Though devoted to family and friends and charitable to the public at large, Frick was known to be ruthless in business. He brokered no leniency in 1892, when the Amalgamated Association of Iron and Steel Workers voted to strike at the Carnegie company’s plant in Hempstead, Pa.
Frick hired Pinkerton detectives to convince the strikers to back down. Eight people were killed and many wounded in a gun battle. Frick was widely condemned.
Later that month, Alexander Berkman, a Russian professed anarchist, tried to assassinate Frick in his office. Frick was shot twice — in the shoulder and neck — and stabbed. But he dictated a memo to his mother and to Carnegie that read: “Was twice shot, but not dangerously. There is no necessity for you to come home. I am still in shape to fight the battle out.”

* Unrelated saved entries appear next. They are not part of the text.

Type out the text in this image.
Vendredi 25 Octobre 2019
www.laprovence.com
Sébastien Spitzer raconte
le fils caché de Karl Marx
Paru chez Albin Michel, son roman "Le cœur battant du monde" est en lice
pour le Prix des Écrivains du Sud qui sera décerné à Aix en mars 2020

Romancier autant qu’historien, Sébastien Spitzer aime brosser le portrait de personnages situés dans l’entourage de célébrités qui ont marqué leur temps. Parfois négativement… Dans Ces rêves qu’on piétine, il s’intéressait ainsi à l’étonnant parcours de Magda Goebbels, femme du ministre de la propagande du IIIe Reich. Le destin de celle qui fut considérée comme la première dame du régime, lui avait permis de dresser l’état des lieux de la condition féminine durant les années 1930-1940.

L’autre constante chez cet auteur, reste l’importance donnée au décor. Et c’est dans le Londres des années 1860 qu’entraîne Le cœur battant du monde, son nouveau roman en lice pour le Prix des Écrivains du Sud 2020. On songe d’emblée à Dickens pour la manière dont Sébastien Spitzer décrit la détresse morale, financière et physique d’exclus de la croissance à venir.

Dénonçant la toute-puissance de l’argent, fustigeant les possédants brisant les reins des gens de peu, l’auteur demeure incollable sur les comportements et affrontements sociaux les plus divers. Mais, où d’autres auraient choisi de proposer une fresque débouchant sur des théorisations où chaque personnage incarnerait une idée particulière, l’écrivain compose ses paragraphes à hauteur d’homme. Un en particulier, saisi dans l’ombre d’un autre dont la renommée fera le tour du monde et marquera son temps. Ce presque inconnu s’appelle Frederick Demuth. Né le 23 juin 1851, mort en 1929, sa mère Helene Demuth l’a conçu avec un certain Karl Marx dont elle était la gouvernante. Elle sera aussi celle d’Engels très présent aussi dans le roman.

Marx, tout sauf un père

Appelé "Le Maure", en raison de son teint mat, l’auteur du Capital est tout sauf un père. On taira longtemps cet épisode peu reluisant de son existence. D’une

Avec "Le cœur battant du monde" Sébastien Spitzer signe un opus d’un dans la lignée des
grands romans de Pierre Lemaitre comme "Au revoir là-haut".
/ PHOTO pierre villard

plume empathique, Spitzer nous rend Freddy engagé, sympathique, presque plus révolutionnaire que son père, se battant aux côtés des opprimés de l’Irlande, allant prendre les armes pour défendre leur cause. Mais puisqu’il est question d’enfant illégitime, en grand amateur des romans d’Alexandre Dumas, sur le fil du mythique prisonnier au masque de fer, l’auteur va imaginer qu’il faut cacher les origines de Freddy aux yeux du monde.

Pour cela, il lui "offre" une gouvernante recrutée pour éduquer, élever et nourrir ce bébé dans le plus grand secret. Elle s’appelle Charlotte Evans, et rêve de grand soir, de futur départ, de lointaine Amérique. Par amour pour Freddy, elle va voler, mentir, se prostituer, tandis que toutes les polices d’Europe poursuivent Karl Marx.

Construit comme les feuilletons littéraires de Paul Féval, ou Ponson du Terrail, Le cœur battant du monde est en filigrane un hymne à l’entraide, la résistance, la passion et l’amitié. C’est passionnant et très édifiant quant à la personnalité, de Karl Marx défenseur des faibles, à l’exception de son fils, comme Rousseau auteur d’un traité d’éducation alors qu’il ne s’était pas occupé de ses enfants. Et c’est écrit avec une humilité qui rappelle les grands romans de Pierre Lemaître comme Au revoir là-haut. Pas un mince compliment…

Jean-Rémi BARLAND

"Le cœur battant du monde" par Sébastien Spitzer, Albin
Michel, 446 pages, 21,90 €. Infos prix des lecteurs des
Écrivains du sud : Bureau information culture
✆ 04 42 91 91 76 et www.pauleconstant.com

From prints, Frick moved on to begin buying works by French painters of the Barbizon school such as Corot and Daubigny, said Wardropper. Then, possibly influenced by the tastes of other wealthy collectors, he moved on to pursue old masters.
From 1900 to 1909 Frick returned many Barbizon works and bought paintings by Vermeer, Salomon van Ruysdael and Hobbema, as well as Rembrandt and English painters such as Gainsborough and Reynolds. In 1914, he bought paintings by Manet, Renoir and Degas.
Wardropper said that one of Frick’s daughters, Helen Clay Frick, who died in 1984 and managed the collection after his death, was responsible for acquiring many of the early Italian Renaissance paintings, including works by Duccio, Cimabue and Piero della Francesca. She also bought Ingres’ painting, “Comtesse d’Haussonville” (1845), one of the Frick’s most admired works.
Henry Frick acquired French and Renaissance furniture through the dealer Joseph Duveen who also sold him a set of Fragonard paintings entitled “The Progress of Love,” which are now in the renovated Fragonard Room at the Frick. The price was $1.25 million, Frick’s costliest purchase.
Wardropper said in his later years Frick enjoyed strolling downstairs in the evening, cigar in hand, to admire his collection. He recalled that Helen Frick said that a week before her father died, she discovered him lying on a couch in one of the galleries facing two works he loved: Velazquez’s “King Philip IV of Spain,” and Goya’s “The Forge.”
Frick said that it made sense to keep some of your wealth in art that surrounds you, not just invested in bonds. With the former, he said, “you can draw your dividend daily.”